Dicembre 1st, 2024 at 3:44 pm
Ciao Roberto,
Speriamo che i molti dotti seguaci ti ascoltino e … si diano una mossa 😇
Dicembre 1st, 2024 at 6:17 pm
In questo post, nella traduzione italiana dell’Introduzione al libro trovate un omissis: […]. D’accordo con Higashikage roshi, abbiamo eliso la frase 宇宙と続きの自己の現成なのです, “manifestazione completa del sé in fieri come continuazione dell’universo”, altrimenti presente nella versione giapponese. Questo tipo di concezione, o intuizione?, è alla base del dialogo interreligioso tra cristianesimo e buddismo zen ma appartiene “solo” al buddismo giapponese (1). Nel buddismo delle origini il fondamento filosofico, ovvero manifestato in parole, è anattā–anātman-nonsé. Ogni inculturazione del buddismo ha il diritto dovere di trovare la propria originalità all’interno della cultura nella quale si sta sviluppando. Per cui quella frase, fortemente in sintonia con l’antica spiritualità giapponese, è legittima e produttiva (pur nella sua relatività) nell’area culturale giapponese ma deve -secondo noi- essere dismessa in Occidente, in Italia, per poter qui ripartire da anātman: nessun sé; affermazione base che ha la sua ragion d’essere contrapposta alla sua controparte positiva, ovvero all’affermazione di un sé stabile, imperituro o addirittura universale. Questo apparire di un’affermazione solo in relazione al suo opposto determina in modo qualificante il buddismo. Ecco perché abbiamo eliminato quella frase: anātman!
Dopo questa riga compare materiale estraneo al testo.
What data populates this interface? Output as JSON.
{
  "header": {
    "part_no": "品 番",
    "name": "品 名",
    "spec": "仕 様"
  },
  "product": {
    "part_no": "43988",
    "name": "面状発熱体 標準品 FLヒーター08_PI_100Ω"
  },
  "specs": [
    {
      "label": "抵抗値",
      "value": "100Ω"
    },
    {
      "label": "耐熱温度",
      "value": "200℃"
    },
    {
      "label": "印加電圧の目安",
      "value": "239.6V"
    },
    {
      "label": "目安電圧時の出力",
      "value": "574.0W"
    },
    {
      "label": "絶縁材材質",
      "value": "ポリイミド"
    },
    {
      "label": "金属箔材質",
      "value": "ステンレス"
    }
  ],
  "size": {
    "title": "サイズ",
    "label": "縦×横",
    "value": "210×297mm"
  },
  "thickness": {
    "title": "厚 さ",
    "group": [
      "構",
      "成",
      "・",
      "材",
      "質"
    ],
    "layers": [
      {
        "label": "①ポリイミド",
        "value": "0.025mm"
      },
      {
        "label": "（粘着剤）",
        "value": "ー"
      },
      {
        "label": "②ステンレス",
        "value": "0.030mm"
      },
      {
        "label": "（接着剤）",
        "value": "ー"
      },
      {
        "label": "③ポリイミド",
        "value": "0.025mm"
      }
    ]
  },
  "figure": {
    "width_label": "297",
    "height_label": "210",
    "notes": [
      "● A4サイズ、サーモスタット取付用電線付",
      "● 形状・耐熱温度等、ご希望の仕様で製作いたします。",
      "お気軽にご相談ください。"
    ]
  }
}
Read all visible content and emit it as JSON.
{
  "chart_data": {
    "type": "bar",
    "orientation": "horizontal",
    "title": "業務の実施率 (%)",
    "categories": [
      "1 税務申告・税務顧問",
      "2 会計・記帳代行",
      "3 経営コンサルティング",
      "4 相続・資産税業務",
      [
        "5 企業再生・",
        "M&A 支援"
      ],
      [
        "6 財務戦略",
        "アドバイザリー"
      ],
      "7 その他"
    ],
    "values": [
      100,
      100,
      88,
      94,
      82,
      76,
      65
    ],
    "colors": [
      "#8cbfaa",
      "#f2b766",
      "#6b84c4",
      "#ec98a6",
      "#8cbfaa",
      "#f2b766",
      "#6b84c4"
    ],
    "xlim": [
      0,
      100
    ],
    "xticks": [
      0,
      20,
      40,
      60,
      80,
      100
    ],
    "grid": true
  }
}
(1)È stato Sawaki roshi il primo a formulare questa frase nel tentativo di rendere in un linguaggio moderno la frase di Dogen 尽十方界真実人体, letteralmente “la verità/realtà del corpo umano in tutte e dieci le direzioni”, che compare in quattro diverse sezioni dello Shobogenzo: Shinjingakudo, Sangaiyuishin, Shohojisso e Henzan.
Dicembre 5th, 2024 at 8:07 pm
grazie
Dicembre 6th, 2024 at 7:23 am
Prego
Dicembre 6th, 2024 at 9:08 am
Higashikage roshi mi ha chiesto di pubblicare una nuova versione dell’introduzione al suo libro, in modo che si capisca chiaramente che non aveva alcuna intenzione di chiamare in causa il concetto di atman. Eccola:
禅と言うと、坐禅して悟りを開く、坐禅は無念無想だ。と思っている人が多いと思います。しかし、道元禅師の禅はそうではなく、修行が悟り、宇宙と続きの私の現成なのです。(宇宙と続きの私というのは、あらゆる生き物を生かすのと同じ働きによって生かされている私、という意味です。)
本文中に何回も「宇宙と続きの自己」という言葉が出てきますが、それは、「あらゆる生き物を生かすのと同じ働きによって生かされている私」という意味です。また、生きている限り、思いは浮かんでは消え、浮かんでは消えていきます。坐禅中、考えようと思っていなくても、自然に思いは浮かんできますが、無理に消そうとせず、坐禅に任せて行けばよいのです。この修行が悟り、禅は無念無想ではない、ということを現蔵はじめ歴代の祖師がたの言葉を引いて、それを証明しています。
東影大地
In italiano:
Molti pensano che, quando parlo di Zen, io intenda dire che si diventa illuminati sedendo in zazen e che lo zazen è un processo senza pensieri e senza associazioni mentali. Tuttavia, lo Zen di Dogen zenji non è così, piuttosto la pratica è illuminazione, l’attualizzazione del me connesso all’universo. L’espressione “io come continuazione dell’universo” compare molte volte nel testo e significa “io che sono animato dalla stessa attività che anima tutti gli esseri viventi”. Inoltre, finché siamo vivi, i pensieri vanno e vengono, entrano ed escono dalla nostra mente. Durante lo zazen, i pensieri si affacciano naturalmente alla mente anche quando non li si pensa intenzionalmente, ma non si deve cercare di eliminarli per forza, bensì procedere lasciando fare allo zazen.
Questa pratica è il satori, lo Zen non è uno stato di assenza di pensieri e di associazioni mentali; questo lo troviamo detto nello Shobogenzo di Dogen e in gli altri maestri del passato. Le parole di Dogen e di altri patriarchi del passato sono citate nel mio libro per sostenere le mie affermazioni.